Het orgel in de Grote of Jacobijnerkerk te Leeuwarden
Het orgel in de Grote of Jacobijnerkerk te Leeuwarden is gebouwd in de jaren 1724-27 door een Amsterdamse orgelbouwer die afkomstig was uit de Harz in Duitsland, Christian Müller. Het stadsbestuur wilde een orgel dat in overeenstemming was met de grootte en het aanzien van de stad. Op 21 juli 1724 kwam Müller naar Leeuwarden om te onderhandelen met het stadsbestuur. Hij had een tekening meegenomen en een week later werd het contract getekend. Voor 9000 gulden zou hij tegen de westzijde van de kerk een nieuw orgel bouwen met 38 registers, verdeeld over 3 manualen en een vrij pedaal. Ook moest hij voor dat bedrag het oude orgel repareren en overplaatsen naar de Westerkerk.
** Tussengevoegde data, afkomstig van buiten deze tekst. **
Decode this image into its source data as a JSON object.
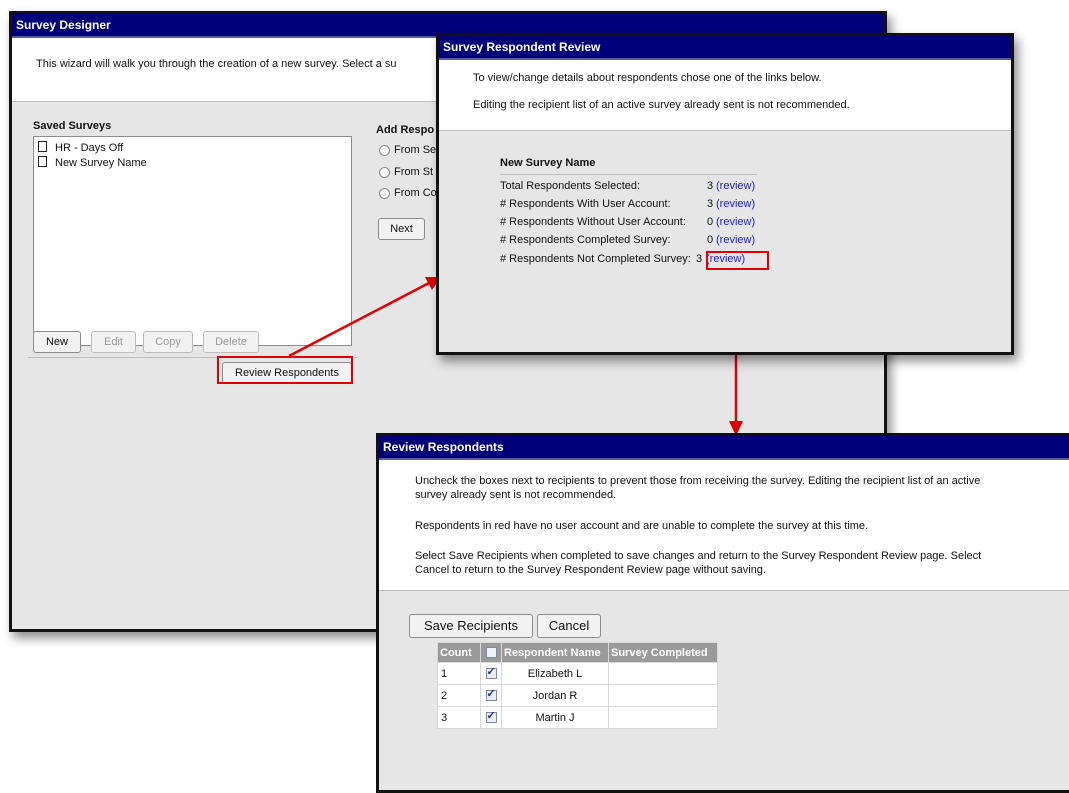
{
  "survey_designer": {
    "title": "Survey Designer",
    "intro": "This wizard will walk you through the creation of a new survey. Select a su",
    "saved_surveys_label": "Saved Surveys",
    "saved_surveys": [
      "HR - Days Off",
      "New Survey Name"
    ],
    "add_respondents_label": "Add Respo",
    "add_options": [
      "From Se",
      "From St",
      "From Co"
    ],
    "next_label": "Next",
    "new_label": "New",
    "edit_label": "Edit",
    "copy_label": "Copy",
    "delete_label": "Delete",
    "review_label": "Review Respondents"
  },
  "respondent_review": {
    "title": "Survey Respondent Review",
    "intro1": "To view/change details about respondents chose one of the links below.",
    "intro2": "Editing the recipient list of an active survey already sent is not recommended.",
    "survey_name": "New Survey Name",
    "rows": [
      {
        "label": "Total Respondents Selected:",
        "count": "3",
        "link": "(review)"
      },
      {
        "label": "# Respondents With User Account:",
        "count": "3",
        "link": "(review)"
      },
      {
        "label": "# Respondents Without User Account:",
        "count": "0",
        "link": "(review)"
      },
      {
        "label": "# Respondents Completed Survey:",
        "count": "0",
        "link": "(review)"
      },
      {
        "label": "# Respondents Not Completed Survey:",
        "count": "3",
        "link": "(review)"
      }
    ]
  },
  "review_respondents": {
    "title": "Review Respondents",
    "para1_line1": "Uncheck the boxes next to recipients to prevent those from receiving the survey. Editing the recipient list of an active",
    "para1_line2": "survey already sent is not recommended.",
    "para2": "Respondents in red have no user account and are unable to complete the survey at this time.",
    "para3_line1": "Select Save Recipients when completed to save changes and return to the Survey Respondent Review page. Select",
    "para3_line2": "Cancel to return to the Survey Respondent Review page without saving.",
    "save_label": "Save Recipients",
    "cancel_label": "Cancel",
    "columns": [
      "Count",
      "",
      "Respondent Name",
      "Survey Completed"
    ],
    "respondents": [
      {
        "count": "1",
        "checked": true,
        "name": "Elizabeth L",
        "completed": ""
      },
      {
        "count": "2",
        "checked": true,
        "name": "Jordan R",
        "completed": ""
      },
      {
        "count": "3",
        "checked": true,
        "name": "Martin J",
        "completed": ""
      }
    ]
  },
  "colors": {
    "titlebar": "#00007a",
    "highlight": "#e00000",
    "link": "#1a1adb",
    "panel": "#e6e6e6"
  }
}
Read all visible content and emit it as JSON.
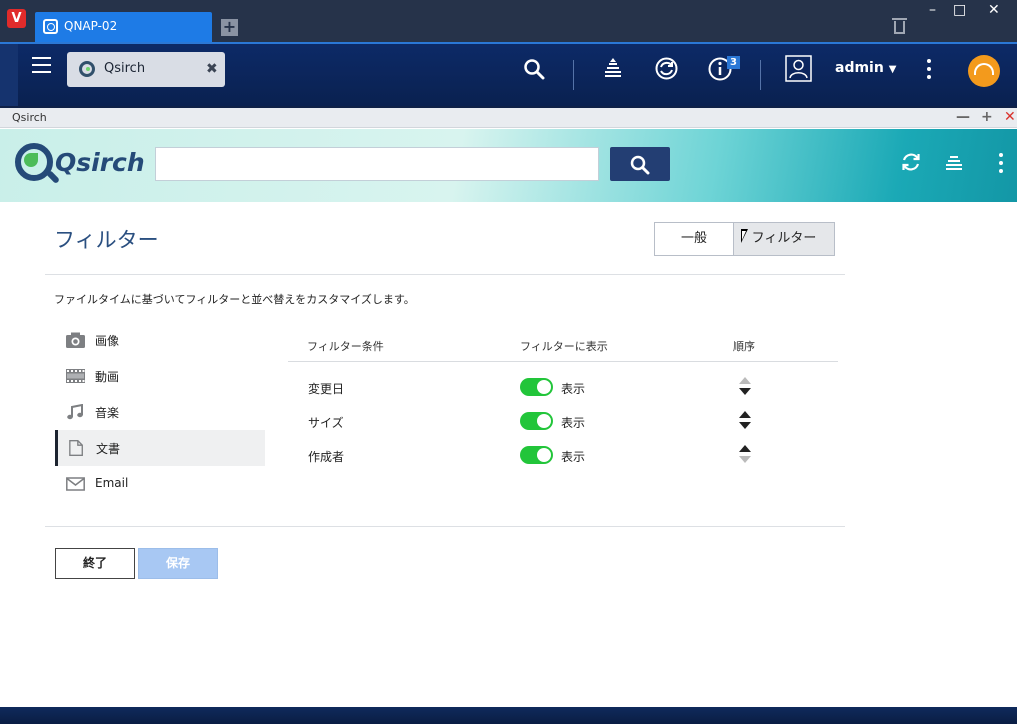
{
  "browser": {
    "tab_title": "QNAP-02"
  },
  "topnav": {
    "app_tab_label": "Qsirch",
    "notification_count": "3",
    "user": "admin"
  },
  "window": {
    "title": "Qsirch"
  },
  "header": {
    "logo_text": "Qsirch",
    "search_value": "",
    "search_placeholder": ""
  },
  "page": {
    "title": "フィルター",
    "segments": [
      "一般",
      "フィルター"
    ],
    "active_segment": "フィルター",
    "description": "ファイルタイムに基づいてフィルターと並べ替えをカスタマイズします。"
  },
  "sidebar": {
    "items": [
      {
        "label": "画像",
        "icon": "camera-icon",
        "active": false
      },
      {
        "label": "動画",
        "icon": "film-icon",
        "active": false
      },
      {
        "label": "音楽",
        "icon": "music-note-icon",
        "active": false
      },
      {
        "label": "文書",
        "icon": "document-icon",
        "active": true
      },
      {
        "label": "Email",
        "icon": "mail-icon",
        "active": false
      }
    ]
  },
  "table": {
    "headers": [
      "フィルター条件",
      "フィルターに表示",
      "順序"
    ],
    "rows": [
      {
        "name": "変更日",
        "show": true,
        "show_label": "表示"
      },
      {
        "name": "サイズ",
        "show": true,
        "show_label": "表示"
      },
      {
        "name": "作成者",
        "show": true,
        "show_label": "表示"
      }
    ]
  },
  "footer": {
    "end_label": "終了",
    "save_label": "保存",
    "save_enabled": false
  },
  "colors": {
    "accent_blue": "#1e7be6",
    "toggle_green": "#22c53a",
    "title_blue": "#2a4f80",
    "save_disabled": "#a8c8f3"
  }
}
Eerst werden er de nodige bouwkundige aanpassingen aan de kerk gedaan. In augustus 1725 begon stadstimmerman Claes Bockes Balck met het vervaardigen van de orgelkas. In december 1725 verhuisde orgelbouwer Müller met zijn gezin naar Leeuwarden om het orgel te bouwen. In maart 1727 werd het instrument gekeurd door drie vooraanstaande organisten, die er zeer over te spreken waren. Op de orgelkas staan drie manshoge beelden die Geloof, Hoop en Liefde voorstellen, met daartussenin twee bazuinblazende engelen. Dit beeldhouwwerk is van de hand van Gerbrand van der Haven, terwijl de kleinere figuren op het rugwerk vervaardigd zijn door Jacob Sydses Bruinsma, die ook tekende voor het snijwerk met het stadswapen onder het orgel.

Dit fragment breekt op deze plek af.